After studying a bit more in detail the topic, although there is not a standardized procedure to apply to these analyses, a sequential approach that could be adopted is the following (ref and more info in this website and this video):

(example code in R using the plm package)

  • clean the panel data and set up the panel analysis (not explained here);
  • Estimate a simple OLS model

    OLS<-plm(Y ~ X, data = my_panel, model = "pooling")
    
  • Estimate a random effect model

    random<-plm(Y ~ X, data = my_panel, model = "random")
    
  • Estimate a fixed effect model

    fixed<-plm(Y ~ X, data = my_panel, model = "within")
    
  • Test the difference between the models

    # LM test for random effects versus OLS
    plmtest(OLS)
    

if the p-values is small enough, it will indicate alternative hypothesis: significant effects, then opt for a random effect model.
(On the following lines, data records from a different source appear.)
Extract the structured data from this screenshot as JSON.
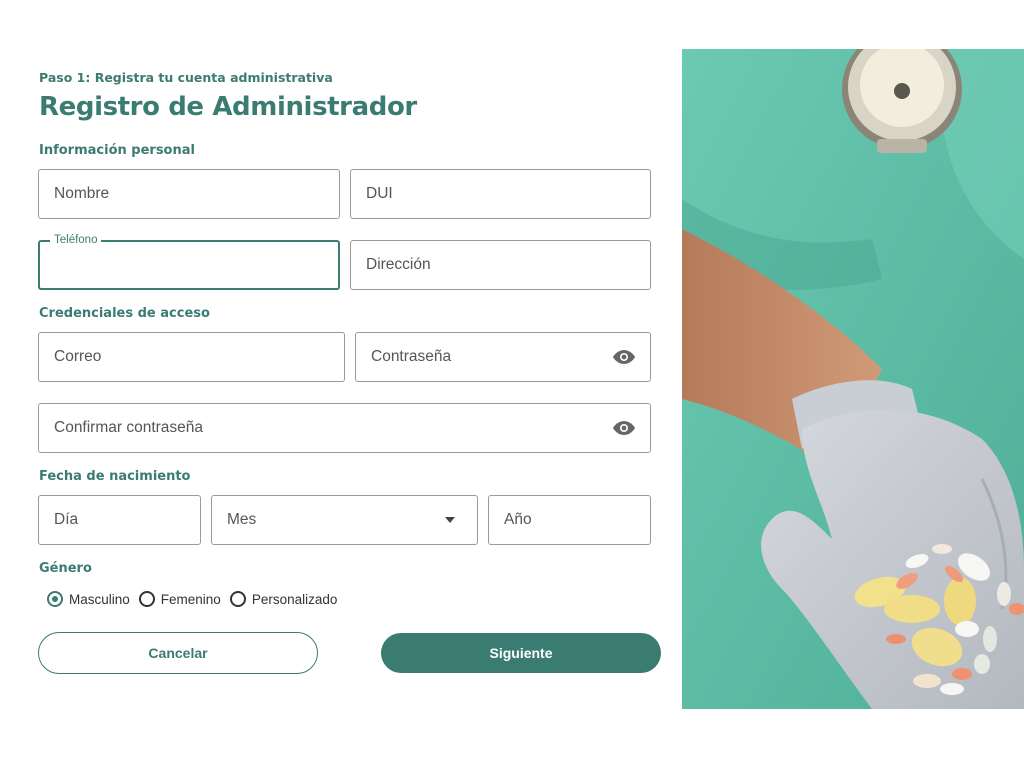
{
  "header": {
    "step": "Paso 1: Registra tu cuenta administrativa",
    "title": "Registro de Administrador"
  },
  "sections": {
    "personal": "Información personal",
    "credentials": "Credenciales de acceso",
    "birthdate": "Fecha de nacimiento",
    "gender": "Género"
  },
  "fields": {
    "nombre": "Nombre",
    "dui": "DUI",
    "telefono_label": "Teléfono",
    "telefono_value": "",
    "direccion": "Dirección",
    "correo": "Correo",
    "contrasena": "Contraseña",
    "confirmar": "Confirmar contraseña",
    "dia": "Día",
    "mes": "Mes",
    "anio": "Año"
  },
  "gender_options": [
    {
      "label": "Masculino",
      "checked": true
    },
    {
      "label": "Femenino",
      "checked": false
    },
    {
      "label": "Personalizado",
      "checked": false
    }
  ],
  "buttons": {
    "cancel": "Cancelar",
    "next": "Siguiente"
  },
  "icons": {
    "password_toggle": "eye-icon",
    "select_caret": "caret-down-icon"
  },
  "colors": {
    "accent": "#3b7c72",
    "border": "#9a9a9a",
    "photo_scrubs": "#5fc0a8"
  }
}
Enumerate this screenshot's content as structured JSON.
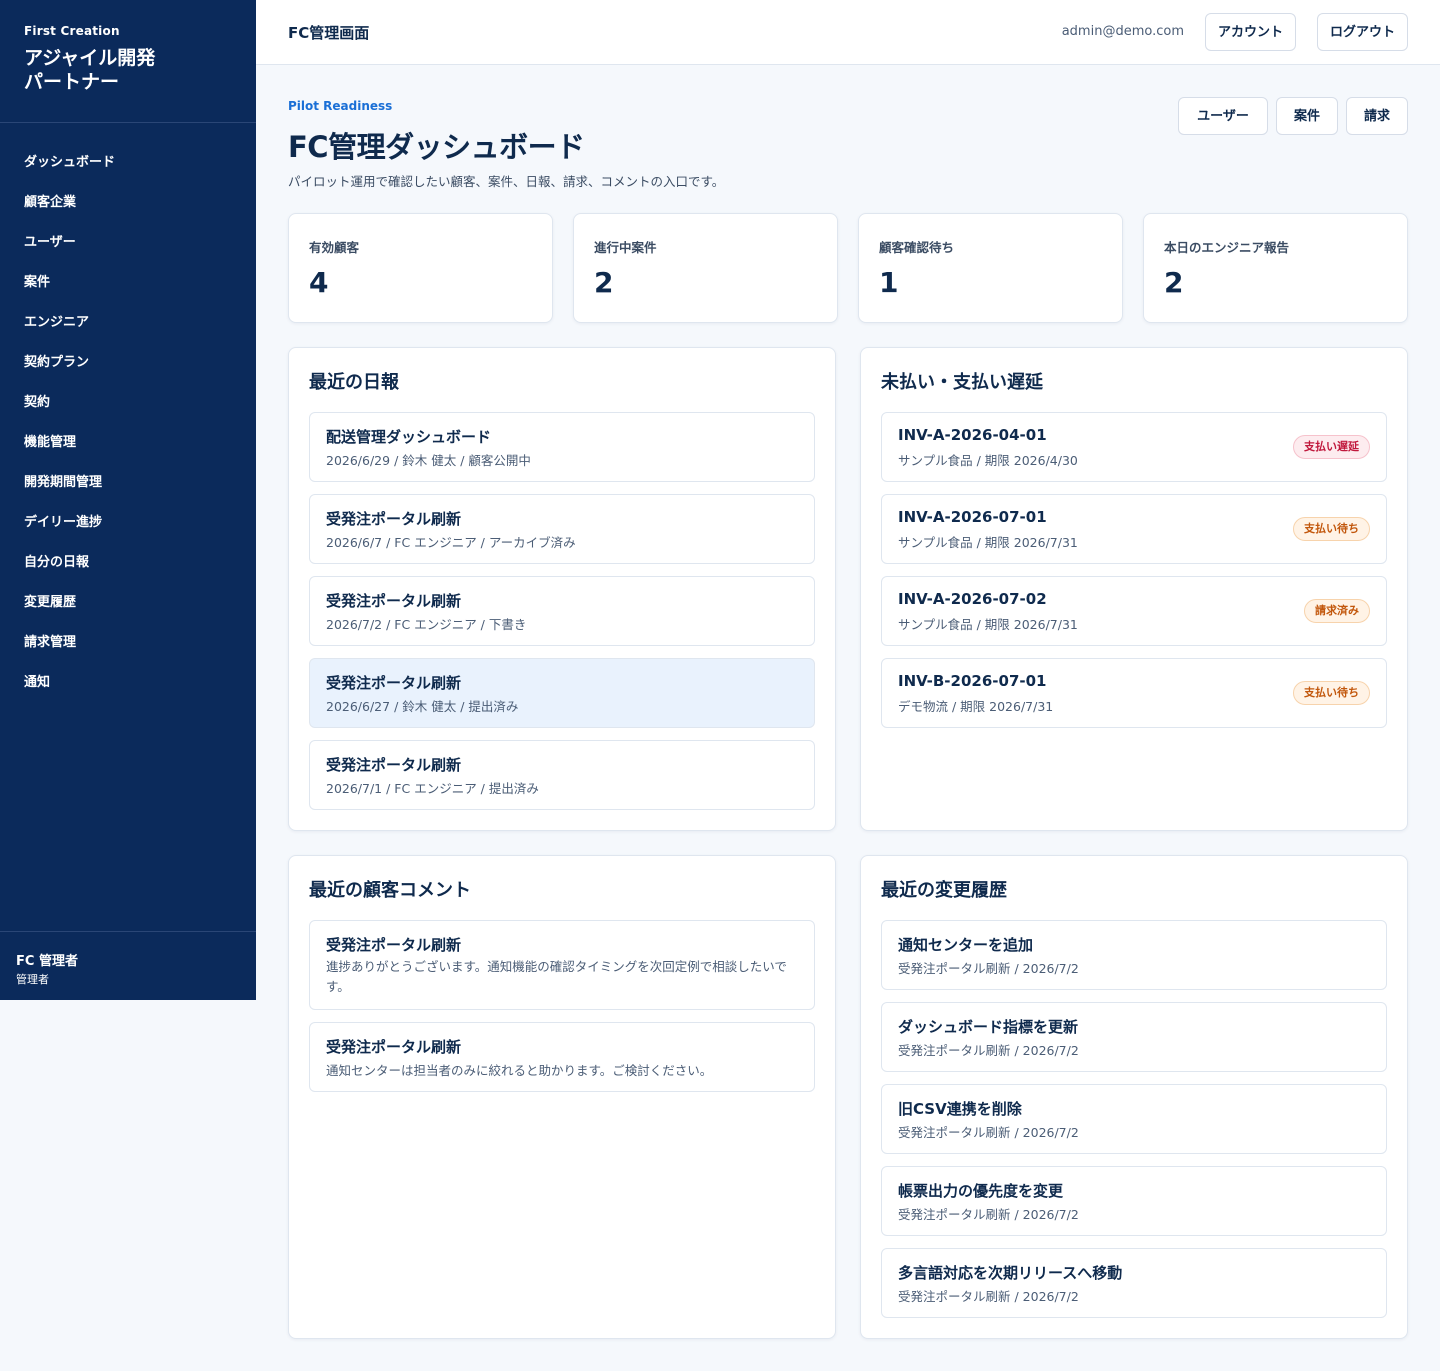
{
  "sidebar": {
    "brand_sub": "First Creation",
    "brand_title": "アジャイル開発\nパートナー",
    "items": [
      {
        "label": "ダッシュボード"
      },
      {
        "label": "顧客企業"
      },
      {
        "label": "ユーザー"
      },
      {
        "label": "案件"
      },
      {
        "label": "エンジニア"
      },
      {
        "label": "契約プラン"
      },
      {
        "label": "契約"
      },
      {
        "label": "機能管理"
      },
      {
        "label": "開発期間管理"
      },
      {
        "label": "デイリー進捗"
      },
      {
        "label": "自分の日報"
      },
      {
        "label": "変更履歴"
      },
      {
        "label": "請求管理"
      },
      {
        "label": "通知"
      }
    ],
    "footer_name": "FC 管理者",
    "footer_role": "管理者"
  },
  "topbar": {
    "title": "FC管理画面",
    "email": "admin@demo.com",
    "account_label": "アカウント",
    "logout_label": "ログアウト"
  },
  "header": {
    "eyebrow": "Pilot Readiness",
    "title": "FC管理ダッシュボード",
    "description": "パイロット運用で確認したい顧客、案件、日報、請求、コメントの入口です。",
    "quick_links": {
      "users": "ユーザー",
      "projects": "案件",
      "billing": "請求"
    }
  },
  "stats": [
    {
      "label": "有効顧客",
      "value": "4"
    },
    {
      "label": "進行中案件",
      "value": "2"
    },
    {
      "label": "顧客確認待ち",
      "value": "1"
    },
    {
      "label": "本日のエンジニア報告",
      "value": "2"
    }
  ],
  "reports": {
    "title": "最近の日報",
    "items": [
      {
        "title": "配送管理ダッシュボード",
        "meta": "2026/6/29 / 鈴木 健太 / 顧客公開中"
      },
      {
        "title": "受発注ポータル刷新",
        "meta": "2026/6/7 / FC エンジニア / アーカイブ済み"
      },
      {
        "title": "受発注ポータル刷新",
        "meta": "2026/7/2 / FC エンジニア / 下書き"
      },
      {
        "title": "受発注ポータル刷新",
        "meta": "2026/6/27 / 鈴木 健太 / 提出済み"
      },
      {
        "title": "受発注ポータル刷新",
        "meta": "2026/7/1 / FC エンジニア / 提出済み"
      }
    ]
  },
  "invoices": {
    "title": "未払い・支払い遅延",
    "items": [
      {
        "id": "INV-A-2026-04-01",
        "meta": "サンプル食品 / 期限 2026/4/30",
        "status": "支払い遅延",
        "status_color": "#c0183c"
      },
      {
        "id": "INV-A-2026-07-01",
        "meta": "サンプル食品 / 期限 2026/7/31",
        "status": "支払い待ち",
        "status_color": "#c2570c"
      },
      {
        "id": "INV-A-2026-07-02",
        "meta": "サンプル食品 / 期限 2026/7/31",
        "status": "請求済み",
        "status_color": "#c2570c"
      },
      {
        "id": "INV-B-2026-07-01",
        "meta": "デモ物流 / 期限 2026/7/31",
        "status": "支払い待ち",
        "status_color": "#c2570c"
      }
    ]
  },
  "comments": {
    "title": "最近の顧客コメント",
    "items": [
      {
        "title": "受発注ポータル刷新",
        "body": "進捗ありがとうございます。通知機能の確認タイミングを次回定例で相談したいです。"
      },
      {
        "title": "受発注ポータル刷新",
        "body": "通知センターは担当者のみに絞れると助かります。ご検討ください。"
      }
    ]
  },
  "changes": {
    "title": "最近の変更履歴",
    "items": [
      {
        "title": "通知センターを追加",
        "meta": "受発注ポータル刷新 / 2026/7/2"
      },
      {
        "title": "ダッシュボード指標を更新",
        "meta": "受発注ポータル刷新 / 2026/7/2"
      },
      {
        "title": "旧CSV連携を削除",
        "meta": "受発注ポータル刷新 / 2026/7/2"
      },
      {
        "title": "帳票出力の優先度を変更",
        "meta": "受発注ポータル刷新 / 2026/7/2"
      },
      {
        "title": "多言語対応を次期リリースへ移動",
        "meta": "受発注ポータル刷新 / 2026/7/2"
      }
    ]
  },
  "colors": {
    "sidebar": "#0b2a5b",
    "accent": "#1a6fd6",
    "selected_row": "#e9f2fd"
  }
}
    # LM test for fixed effects versus OLS
    pFtest(fixed, OLS)

if the p-values is small enough, it will indicate alternative hypothesis: significant effects, then opt for a fixed effect model.

    # Hausman test for fixed versus random effects model
     phtest(random, fixed)

if the test suggests alternative hypothesis: one model is inconsistent, then it would be more appropriate to go for a fixed effect model.